Ultimately, a long-term fix can only come through treating degenerative and hard to heal bone and tissue damage with stem cells. Right now, the results are definitely mixed as some stem cell therapies appear to do nothing at all, others are almost magically effective, and yet others cause cancerous tumors and tissue rejection as their genetic makeup goes haywire. Mostly, this has to do with the immune response of the body to what it sees as a foreign invader and the regulation of the stem cells’ genes responsible for making sure they develop into tissues like the ones surrounding them.
There’s still a lot of basic science to be done in those areas to make sure the treatments will be able to work consistently for nearly all the patients who’ll need them. If we can work out how to keep the implanted cells growing and developing as intended, we can treat the tissue and nerve damage responsible for the chronic pain millions of Americans have to deal with on a daily basis with injections instead of addictive pills. If the government wanted to be part of the solution, it would incentivize pharmaceutical companies and research labs to come up with effective stem cell treatments.

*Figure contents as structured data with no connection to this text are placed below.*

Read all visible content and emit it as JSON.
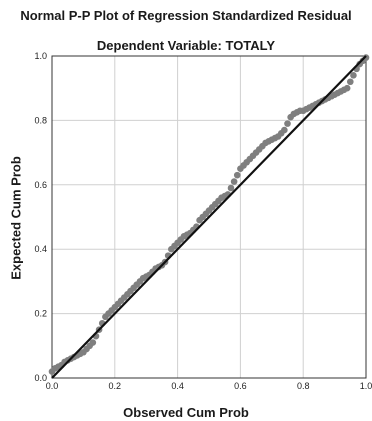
{
  "chart_data": {
    "type": "scatter",
    "title": "Normal P-P Plot of Regression Standardized Residual",
    "subtitle": "Dependent Variable: TOTALY",
    "xlabel": "Observed Cum Prob",
    "ylabel": "Expected Cum Prob",
    "xlim": [
      0,
      1
    ],
    "ylim": [
      0,
      1
    ],
    "xticks": [
      "0.0",
      "0.2",
      "0.4",
      "0.6",
      "0.8",
      "1.0"
    ],
    "yticks": [
      "0.0",
      "0.2",
      "0.4",
      "0.6",
      "0.8",
      "1.0"
    ],
    "grid": true,
    "reference_line": {
      "x": [
        0,
        1
      ],
      "y": [
        0,
        1
      ]
    },
    "points": {
      "x": [
        0.0,
        0.01,
        0.02,
        0.03,
        0.04,
        0.05,
        0.06,
        0.07,
        0.08,
        0.09,
        0.1,
        0.11,
        0.12,
        0.13,
        0.14,
        0.15,
        0.16,
        0.17,
        0.18,
        0.19,
        0.2,
        0.21,
        0.22,
        0.23,
        0.24,
        0.25,
        0.26,
        0.27,
        0.28,
        0.29,
        0.3,
        0.31,
        0.32,
        0.33,
        0.34,
        0.35,
        0.36,
        0.37,
        0.38,
        0.39,
        0.4,
        0.41,
        0.42,
        0.43,
        0.44,
        0.45,
        0.46,
        0.47,
        0.48,
        0.49,
        0.5,
        0.51,
        0.52,
        0.53,
        0.54,
        0.55,
        0.56,
        0.57,
        0.58,
        0.59,
        0.6,
        0.61,
        0.62,
        0.63,
        0.64,
        0.65,
        0.66,
        0.67,
        0.68,
        0.69,
        0.7,
        0.71,
        0.72,
        0.73,
        0.74,
        0.75,
        0.76,
        0.77,
        0.78,
        0.79,
        0.8,
        0.81,
        0.82,
        0.83,
        0.84,
        0.85,
        0.86,
        0.87,
        0.88,
        0.89,
        0.9,
        0.91,
        0.92,
        0.93,
        0.94,
        0.95,
        0.96,
        0.97,
        0.98,
        0.99,
        1.0
      ],
      "y": [
        0.02,
        0.03,
        0.035,
        0.04,
        0.05,
        0.055,
        0.06,
        0.065,
        0.07,
        0.075,
        0.08,
        0.09,
        0.1,
        0.11,
        0.13,
        0.15,
        0.17,
        0.19,
        0.2,
        0.21,
        0.22,
        0.23,
        0.24,
        0.25,
        0.26,
        0.27,
        0.28,
        0.29,
        0.3,
        0.31,
        0.315,
        0.32,
        0.33,
        0.34,
        0.345,
        0.35,
        0.36,
        0.38,
        0.4,
        0.41,
        0.42,
        0.43,
        0.44,
        0.445,
        0.45,
        0.46,
        0.47,
        0.49,
        0.5,
        0.51,
        0.52,
        0.53,
        0.54,
        0.55,
        0.56,
        0.565,
        0.57,
        0.59,
        0.61,
        0.63,
        0.65,
        0.66,
        0.67,
        0.68,
        0.69,
        0.7,
        0.71,
        0.72,
        0.73,
        0.735,
        0.74,
        0.745,
        0.75,
        0.76,
        0.77,
        0.79,
        0.81,
        0.82,
        0.825,
        0.83,
        0.83,
        0.835,
        0.84,
        0.845,
        0.85,
        0.855,
        0.86,
        0.865,
        0.87,
        0.875,
        0.88,
        0.885,
        0.89,
        0.895,
        0.9,
        0.92,
        0.94,
        0.96,
        0.975,
        0.985,
        0.995
      ]
    },
    "colors": {
      "points": "#7f7f7f",
      "line": "#111111",
      "grid": "#d0d0d0"
    }
  }
}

We could try extending the shelf life of the patents that would be granted to researchers, or offer to pick up the tab for some of the more intensive trials and arrange for priority reviews of the submitted test results and safety data. The process can’t be too quick and take shortcuts, however. These treatments will be extremely powerful and demand caution and respect. But if we do things right, we can safely re-relegate opioids to being part of palliative care while still helping those in need of long-term pain management.